Covid will not ease the situation, but
given that a lot of the debt being created to ease the burden across the
EU, will in some way or another be spread across it, it would take a
pretty big move across global financial markets
against the EU or one specific EU state for something major to happen.
That being said, we would never have expected Covid to occur and so
never say never.
What we can do to safeguard ourselves?
We all need banks for our daily living,
and as we have seen in this article, Italian banks are just another
appendage of the state. So, the safety of them is essentially a bet on
the reliability of the Italian government, which
brings me to my most important point. The safety of your Italian bank
deposits, in truth, probably relies more on the stability of Italian
politics than any other factor and my opinion, for what it's worth, is
that no matter which party comes into power in
Italy, things move at such a snail's pace that it's hard to find myself
losing sleep over my banking arrangements.
Protecting myself
That being said there are some measures
to try to minimise my risk. The first being the minimum deposit
guarantee of €100,000 per bank / banking group. In all honesty it's not
really worth the paper it's written on and if there
was a widespread run on Italian banks then the state would have to jump
in and issue more debt, (which the banks would buy even more of), or
the EU would have to step in to hold together the EU project. There are
no reserves set aside for a moment like this.
However, that being said it does make sense to spread your money if you
hold more than €100,000 in cash. The key is in the wording, in that it
is €100,000 per bank / banking group.
The 4 banking groups in Italy are the Intesa San Paolo group,
the UniCredit group, Banca BPM and Monte Paschi di Siena. Look out for
the logo of one of these groups on your banking material, or check out
your bank website and look at the small print
to see if it belongs to one of these groups and if you have more than
€100,000 in any one bank or group then think about spreading it.
Alternatively, with bank interest rates being effectively negative,
consider investing cash to maintain its long term value,
whilst always leaving yourself with an adequate fund for emergencies.
Other banking options to look out for
are the online bank offerings. I hear many people tell me that they
opened up a bank account in Italy when they arrived, either by going
along to their local branch and speaking with someone
there, or a real estate agent helped them to do it.
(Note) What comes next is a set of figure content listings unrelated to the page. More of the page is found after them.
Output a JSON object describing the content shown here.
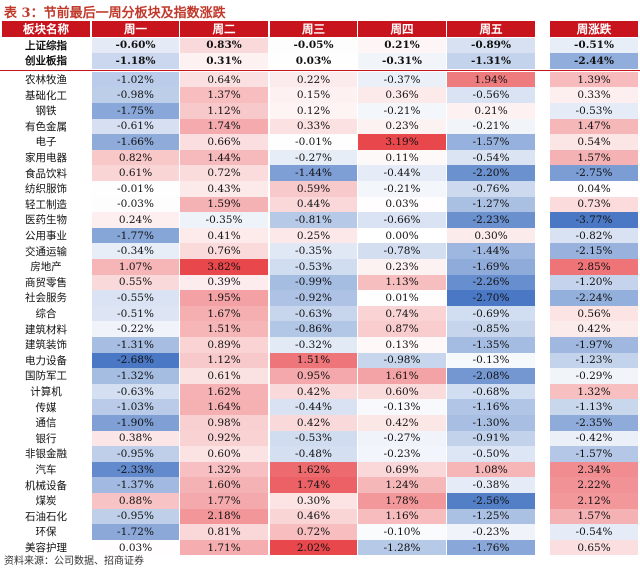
{
  "title": "表 3：节前最后一周分板块及指数涨跌",
  "headers": [
    "板块名称",
    "周一",
    "周二",
    "周三",
    "周四",
    "周五",
    "周涨跌"
  ],
  "indices": [
    {
      "name": "上证综指",
      "values": [
        "-0.60%",
        "0.83%",
        "-0.05%",
        "0.21%",
        "-0.89%",
        "-0.51%"
      ],
      "nums": [
        -0.6,
        0.83,
        -0.05,
        0.21,
        -0.89,
        -0.51
      ]
    },
    {
      "name": "创业板指",
      "values": [
        "-1.18%",
        "0.31%",
        "0.03%",
        "-0.31%",
        "-1.31%",
        "-2.44%"
      ],
      "nums": [
        -1.18,
        0.31,
        0.03,
        -0.31,
        -1.31,
        -2.44
      ]
    }
  ],
  "rows": [
    {
      "name": "农林牧渔",
      "values": [
        "-1.02%",
        "0.64%",
        "0.22%",
        "-0.37%",
        "1.94%",
        "1.39%"
      ],
      "nums": [
        -1.02,
        0.64,
        0.22,
        -0.37,
        1.94,
        1.39
      ]
    },
    {
      "name": "基础化工",
      "values": [
        "-0.98%",
        "1.37%",
        "0.15%",
        "0.36%",
        "-0.56%",
        "0.33%"
      ],
      "nums": [
        -0.98,
        1.37,
        0.15,
        0.36,
        -0.56,
        0.33
      ]
    },
    {
      "name": "钢铁",
      "values": [
        "-1.75%",
        "1.12%",
        "0.12%",
        "-0.21%",
        "0.21%",
        "-0.53%"
      ],
      "nums": [
        -1.75,
        1.12,
        0.12,
        -0.21,
        0.21,
        -0.53
      ]
    },
    {
      "name": "有色金属",
      "values": [
        "-0.61%",
        "1.74%",
        "0.33%",
        "0.23%",
        "-0.21%",
        "1.47%"
      ],
      "nums": [
        -0.61,
        1.74,
        0.33,
        0.23,
        -0.21,
        1.47
      ]
    },
    {
      "name": "电子",
      "values": [
        "-1.66%",
        "0.66%",
        "-0.01%",
        "3.19%",
        "-1.57%",
        "0.54%"
      ],
      "nums": [
        -1.66,
        0.66,
        -0.01,
        3.19,
        -1.57,
        0.54
      ]
    },
    {
      "name": "家用电器",
      "values": [
        "0.82%",
        "1.44%",
        "-0.27%",
        "0.11%",
        "-0.54%",
        "1.57%"
      ],
      "nums": [
        0.82,
        1.44,
        -0.27,
        0.11,
        -0.54,
        1.57
      ]
    },
    {
      "name": "食品饮料",
      "values": [
        "0.61%",
        "0.72%",
        "-1.44%",
        "-0.44%",
        "-2.20%",
        "-2.75%"
      ],
      "nums": [
        0.61,
        0.72,
        -1.44,
        -0.44,
        -2.2,
        -2.75
      ]
    },
    {
      "name": "纺织服饰",
      "values": [
        "-0.01%",
        "0.43%",
        "0.59%",
        "-0.21%",
        "-0.76%",
        "0.04%"
      ],
      "nums": [
        -0.01,
        0.43,
        0.59,
        -0.21,
        -0.76,
        0.04
      ]
    },
    {
      "name": "轻工制造",
      "values": [
        "-0.03%",
        "1.59%",
        "0.44%",
        "0.03%",
        "-1.27%",
        "0.73%"
      ],
      "nums": [
        -0.03,
        1.59,
        0.44,
        0.03,
        -1.27,
        0.73
      ]
    },
    {
      "name": "医药生物",
      "values": [
        "0.24%",
        "-0.35%",
        "-0.81%",
        "-0.66%",
        "-2.23%",
        "-3.77%"
      ],
      "nums": [
        0.24,
        -0.35,
        -0.81,
        -0.66,
        -2.23,
        -3.77
      ]
    },
    {
      "name": "公用事业",
      "values": [
        "-1.77%",
        "0.41%",
        "0.25%",
        "0.00%",
        "0.30%",
        "-0.82%"
      ],
      "nums": [
        -1.77,
        0.41,
        0.25,
        0.0,
        0.3,
        -0.82
      ]
    },
    {
      "name": "交通运输",
      "values": [
        "-0.34%",
        "0.76%",
        "-0.35%",
        "-0.78%",
        "-1.44%",
        "-2.15%"
      ],
      "nums": [
        -0.34,
        0.76,
        -0.35,
        -0.78,
        -1.44,
        -2.15
      ]
    },
    {
      "name": "房地产",
      "values": [
        "1.07%",
        "3.82%",
        "-0.53%",
        "0.23%",
        "-1.69%",
        "2.85%"
      ],
      "nums": [
        1.07,
        3.82,
        -0.53,
        0.23,
        -1.69,
        2.85
      ]
    },
    {
      "name": "商贸零售",
      "values": [
        "0.55%",
        "0.39%",
        "-0.99%",
        "1.13%",
        "-2.26%",
        "-1.20%"
      ],
      "nums": [
        0.55,
        0.39,
        -0.99,
        1.13,
        -2.26,
        -1.2
      ]
    },
    {
      "name": "社会服务",
      "values": [
        "-0.55%",
        "1.95%",
        "-0.92%",
        "0.01%",
        "-2.70%",
        "-2.24%"
      ],
      "nums": [
        -0.55,
        1.95,
        -0.92,
        0.01,
        -2.7,
        -2.24
      ]
    },
    {
      "name": "综合",
      "values": [
        "-0.51%",
        "1.67%",
        "-0.63%",
        "0.74%",
        "-0.69%",
        "0.56%"
      ],
      "nums": [
        -0.51,
        1.67,
        -0.63,
        0.74,
        -0.69,
        0.56
      ]
    },
    {
      "name": "建筑材料",
      "values": [
        "-0.22%",
        "1.51%",
        "-0.86%",
        "0.87%",
        "-0.85%",
        "0.42%"
      ],
      "nums": [
        -0.22,
        1.51,
        -0.86,
        0.87,
        -0.85,
        0.42
      ]
    },
    {
      "name": "建筑装饰",
      "values": [
        "-1.31%",
        "0.89%",
        "-0.32%",
        "0.13%",
        "-1.35%",
        "-1.97%"
      ],
      "nums": [
        -1.31,
        0.89,
        -0.32,
        0.13,
        -1.35,
        -1.97
      ]
    },
    {
      "name": "电力设备",
      "values": [
        "-2.68%",
        "1.12%",
        "1.51%",
        "-0.98%",
        "-0.13%",
        "-1.23%"
      ],
      "nums": [
        -2.68,
        1.12,
        1.51,
        -0.98,
        -0.13,
        -1.23
      ]
    },
    {
      "name": "国防军工",
      "values": [
        "-1.32%",
        "0.61%",
        "0.95%",
        "1.61%",
        "-2.08%",
        "-0.29%"
      ],
      "nums": [
        -1.32,
        0.61,
        0.95,
        1.61,
        -2.08,
        -0.29
      ]
    },
    {
      "name": "计算机",
      "values": [
        "-0.63%",
        "1.62%",
        "0.42%",
        "0.60%",
        "-0.68%",
        "1.32%"
      ],
      "nums": [
        -0.63,
        1.62,
        0.42,
        0.6,
        -0.68,
        1.32
      ]
    },
    {
      "name": "传媒",
      "values": [
        "-1.03%",
        "1.64%",
        "-0.44%",
        "-0.13%",
        "-1.16%",
        "-1.13%"
      ],
      "nums": [
        -1.03,
        1.64,
        -0.44,
        -0.13,
        -1.16,
        -1.13
      ]
    },
    {
      "name": "通信",
      "values": [
        "-1.90%",
        "0.98%",
        "0.42%",
        "0.42%",
        "-1.30%",
        "-2.35%"
      ],
      "nums": [
        -1.9,
        0.98,
        0.42,
        0.42,
        -1.3,
        -2.35
      ]
    },
    {
      "name": "银行",
      "values": [
        "0.38%",
        "0.92%",
        "-0.53%",
        "-0.27%",
        "-0.91%",
        "-0.42%"
      ],
      "nums": [
        0.38,
        0.92,
        -0.53,
        -0.27,
        -0.91,
        -0.42
      ]
    },
    {
      "name": "非银金融",
      "values": [
        "-0.95%",
        "0.60%",
        "-0.48%",
        "-0.23%",
        "-0.50%",
        "-1.57%"
      ],
      "nums": [
        -0.95,
        0.6,
        -0.48,
        -0.23,
        -0.5,
        -1.57
      ]
    },
    {
      "name": "汽车",
      "values": [
        "-2.33%",
        "1.32%",
        "1.62%",
        "0.69%",
        "1.08%",
        "2.34%"
      ],
      "nums": [
        -2.33,
        1.32,
        1.62,
        0.69,
        1.08,
        2.34
      ]
    },
    {
      "name": "机械设备",
      "values": [
        "-1.37%",
        "1.60%",
        "1.74%",
        "1.24%",
        "-0.38%",
        "2.22%"
      ],
      "nums": [
        -1.37,
        1.6,
        1.74,
        1.24,
        -0.38,
        2.22
      ]
    },
    {
      "name": "煤炭",
      "values": [
        "0.88%",
        "1.77%",
        "0.30%",
        "1.78%",
        "-2.56%",
        "2.12%"
      ],
      "nums": [
        0.88,
        1.77,
        0.3,
        1.78,
        -2.56,
        2.12
      ]
    },
    {
      "name": "石油石化",
      "values": [
        "-0.95%",
        "2.18%",
        "0.46%",
        "1.16%",
        "-1.25%",
        "1.57%"
      ],
      "nums": [
        -0.95,
        2.18,
        0.46,
        1.16,
        -1.25,
        1.57
      ]
    },
    {
      "name": "环保",
      "values": [
        "-1.72%",
        "0.81%",
        "0.72%",
        "-0.10%",
        "-0.23%",
        "-0.54%"
      ],
      "nums": [
        -1.72,
        0.81,
        0.72,
        -0.1,
        -0.23,
        -0.54
      ]
    },
    {
      "name": "美容护理",
      "values": [
        "0.03%",
        "1.71%",
        "2.02%",
        "-1.28%",
        "-1.76%",
        "0.65%"
      ],
      "nums": [
        0.03,
        1.71,
        2.02,
        -1.28,
        -1.76,
        0.65
      ]
    }
  ],
  "source": "资料来源：公司数据、招商证券",
  "colors": {
    "header": "#c8141c",
    "positive_max": "#e8474c",
    "negative_max": "#4a78c4",
    "neutral": "#ffffff"
  }
}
Most of these
accounts are really basic bank accounts with very high charges and if
you are a resident, and have an account like this, then consider looking
at the online banks in Italy. I am a fan of Fineco
bank, with whom I bank with myself. They have excellent terms and
conditions and low charges. There are others as well such as Che Banca.
Just make sure it is a separate 'banking group' to your main bank!
Other than this there is not much more
we can do to protect ourselves from a banking crisis in Italy. A banking
crisis will evolve from a political crisis and we should see that slow
train coming from some way off. I will keep
you posted. So no need to lose sleep about it, and concentrate more on
getting back to our 'bella vita' in 'il bel paese'.